I climbed the antique spiral staircase to the mahogany chambers where the Control Board meetings are held.
There Board Chairman Chris Gabrielli was presiding over a dull economic development discussion.
The two local officials on the board are Mayor Dom Sarno and City Councilor Bud Williams.
Here's a video scan of the proceedings if you're curious to see who was in the audience.
Later I was by the new federal courthouse, which is almost completed. Notice the two ancient trees in front. The whole building was designed to accommodate those trees, believed to be among the oldest in the city.
At the beginning of construction in 2003 I took this picture of local historian Greg Metzadakis posing by one of the old trees on the otherwise cleared lot.
Here is the exact same tree as it appeared this morning.
One thing I haven't been able to do since my Dad died in December is to go and visit his grave in Saint Michael's cemetery in ol' Pine Point.

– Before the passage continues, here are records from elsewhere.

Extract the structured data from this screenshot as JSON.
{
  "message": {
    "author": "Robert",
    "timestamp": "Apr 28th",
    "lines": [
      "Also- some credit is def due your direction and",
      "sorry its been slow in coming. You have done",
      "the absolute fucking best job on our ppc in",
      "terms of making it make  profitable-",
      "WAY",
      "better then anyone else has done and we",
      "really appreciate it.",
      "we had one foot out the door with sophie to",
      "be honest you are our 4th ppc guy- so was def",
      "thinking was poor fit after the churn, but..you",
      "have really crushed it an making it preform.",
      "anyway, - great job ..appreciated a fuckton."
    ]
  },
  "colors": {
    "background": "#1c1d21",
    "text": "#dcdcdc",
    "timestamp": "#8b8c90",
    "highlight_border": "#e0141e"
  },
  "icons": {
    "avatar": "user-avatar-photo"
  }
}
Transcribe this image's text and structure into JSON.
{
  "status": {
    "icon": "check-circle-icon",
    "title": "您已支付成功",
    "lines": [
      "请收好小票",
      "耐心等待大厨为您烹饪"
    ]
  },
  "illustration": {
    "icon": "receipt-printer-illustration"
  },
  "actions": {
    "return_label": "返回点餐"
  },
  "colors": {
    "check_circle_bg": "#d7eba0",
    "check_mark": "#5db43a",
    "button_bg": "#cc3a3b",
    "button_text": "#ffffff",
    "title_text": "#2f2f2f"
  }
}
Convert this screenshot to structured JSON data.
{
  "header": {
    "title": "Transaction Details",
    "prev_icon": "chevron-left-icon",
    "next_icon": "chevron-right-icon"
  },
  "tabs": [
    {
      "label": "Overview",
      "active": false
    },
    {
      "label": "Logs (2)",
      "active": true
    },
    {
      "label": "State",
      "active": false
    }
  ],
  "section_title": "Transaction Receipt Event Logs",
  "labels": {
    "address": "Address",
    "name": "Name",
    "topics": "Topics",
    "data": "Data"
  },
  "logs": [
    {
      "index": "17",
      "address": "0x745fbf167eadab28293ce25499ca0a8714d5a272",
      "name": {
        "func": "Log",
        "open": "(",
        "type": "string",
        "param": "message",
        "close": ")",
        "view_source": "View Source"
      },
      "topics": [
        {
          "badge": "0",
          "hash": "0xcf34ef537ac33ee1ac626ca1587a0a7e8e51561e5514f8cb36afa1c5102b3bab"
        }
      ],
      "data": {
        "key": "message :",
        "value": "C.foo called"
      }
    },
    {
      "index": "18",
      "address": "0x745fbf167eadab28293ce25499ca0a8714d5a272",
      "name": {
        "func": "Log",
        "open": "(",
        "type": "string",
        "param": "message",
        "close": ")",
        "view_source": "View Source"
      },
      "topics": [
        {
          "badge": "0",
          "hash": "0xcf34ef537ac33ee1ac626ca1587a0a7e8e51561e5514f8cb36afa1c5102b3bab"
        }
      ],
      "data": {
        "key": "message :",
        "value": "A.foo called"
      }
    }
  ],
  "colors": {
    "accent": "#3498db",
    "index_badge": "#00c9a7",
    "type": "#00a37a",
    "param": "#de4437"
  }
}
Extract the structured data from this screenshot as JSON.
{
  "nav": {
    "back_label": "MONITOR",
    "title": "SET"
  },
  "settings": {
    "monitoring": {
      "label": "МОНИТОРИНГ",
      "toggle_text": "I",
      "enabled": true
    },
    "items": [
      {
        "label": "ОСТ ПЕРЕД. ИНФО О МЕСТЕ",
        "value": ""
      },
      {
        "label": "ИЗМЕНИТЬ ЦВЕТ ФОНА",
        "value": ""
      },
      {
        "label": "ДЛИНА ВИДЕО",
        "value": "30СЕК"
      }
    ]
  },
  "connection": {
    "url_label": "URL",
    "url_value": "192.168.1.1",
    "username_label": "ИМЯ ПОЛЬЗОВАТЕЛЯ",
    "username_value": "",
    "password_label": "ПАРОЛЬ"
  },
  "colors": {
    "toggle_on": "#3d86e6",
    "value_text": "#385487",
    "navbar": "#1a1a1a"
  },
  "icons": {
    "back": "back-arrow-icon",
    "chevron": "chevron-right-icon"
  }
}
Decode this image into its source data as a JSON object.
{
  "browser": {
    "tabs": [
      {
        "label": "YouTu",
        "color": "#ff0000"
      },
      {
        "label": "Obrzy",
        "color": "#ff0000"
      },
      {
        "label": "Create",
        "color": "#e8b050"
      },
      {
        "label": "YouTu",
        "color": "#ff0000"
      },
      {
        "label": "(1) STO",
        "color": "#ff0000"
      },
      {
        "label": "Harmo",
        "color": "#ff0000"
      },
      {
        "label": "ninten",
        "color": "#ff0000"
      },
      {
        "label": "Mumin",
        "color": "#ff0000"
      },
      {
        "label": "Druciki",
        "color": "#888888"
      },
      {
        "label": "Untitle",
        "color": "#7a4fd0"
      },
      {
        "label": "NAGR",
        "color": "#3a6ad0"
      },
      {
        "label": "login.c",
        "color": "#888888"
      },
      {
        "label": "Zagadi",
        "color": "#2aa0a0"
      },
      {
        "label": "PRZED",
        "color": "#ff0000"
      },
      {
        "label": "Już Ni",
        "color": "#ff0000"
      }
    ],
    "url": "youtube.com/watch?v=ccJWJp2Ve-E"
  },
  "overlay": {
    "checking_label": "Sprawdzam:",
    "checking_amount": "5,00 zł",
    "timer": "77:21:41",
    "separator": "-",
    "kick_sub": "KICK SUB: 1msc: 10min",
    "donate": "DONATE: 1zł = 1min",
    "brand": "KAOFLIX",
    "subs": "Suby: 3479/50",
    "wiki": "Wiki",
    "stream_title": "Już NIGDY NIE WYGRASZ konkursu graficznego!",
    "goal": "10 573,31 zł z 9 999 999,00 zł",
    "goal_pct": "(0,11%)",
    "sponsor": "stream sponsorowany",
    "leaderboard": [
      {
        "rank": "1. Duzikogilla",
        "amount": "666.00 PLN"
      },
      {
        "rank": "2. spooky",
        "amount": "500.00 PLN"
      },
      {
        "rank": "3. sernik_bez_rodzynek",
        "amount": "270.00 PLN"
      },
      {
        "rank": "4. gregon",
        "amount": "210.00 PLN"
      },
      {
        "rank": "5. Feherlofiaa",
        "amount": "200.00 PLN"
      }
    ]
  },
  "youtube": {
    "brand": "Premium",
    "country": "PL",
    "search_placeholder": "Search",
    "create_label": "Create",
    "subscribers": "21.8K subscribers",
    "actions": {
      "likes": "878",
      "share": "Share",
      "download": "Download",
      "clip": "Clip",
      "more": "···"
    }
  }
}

Saint Rose is the name of the cemetery lane he is buried on.
I was surprised to realize that he was just recently buried!
I had forgotten that here in New England, where the ground in winter is ice-hard, they often wait until spring to bury those, like my Dad, who died in the dead of winter. I also saw that the year of death has not been put next to my father's name. He had his birth year and name put on the stone about ten years ago, leaving the year of his departure to be filled in.
I had to leave the cemetery earlier than I wanted to because a terrible thunderstorm came up. It rained the whole bus ride back, but when I got to UMass the rain stopped and the sun came shining through, creating a beautiful rainbow.
A rainbow reminds us of God's promise that after something bad must come something good.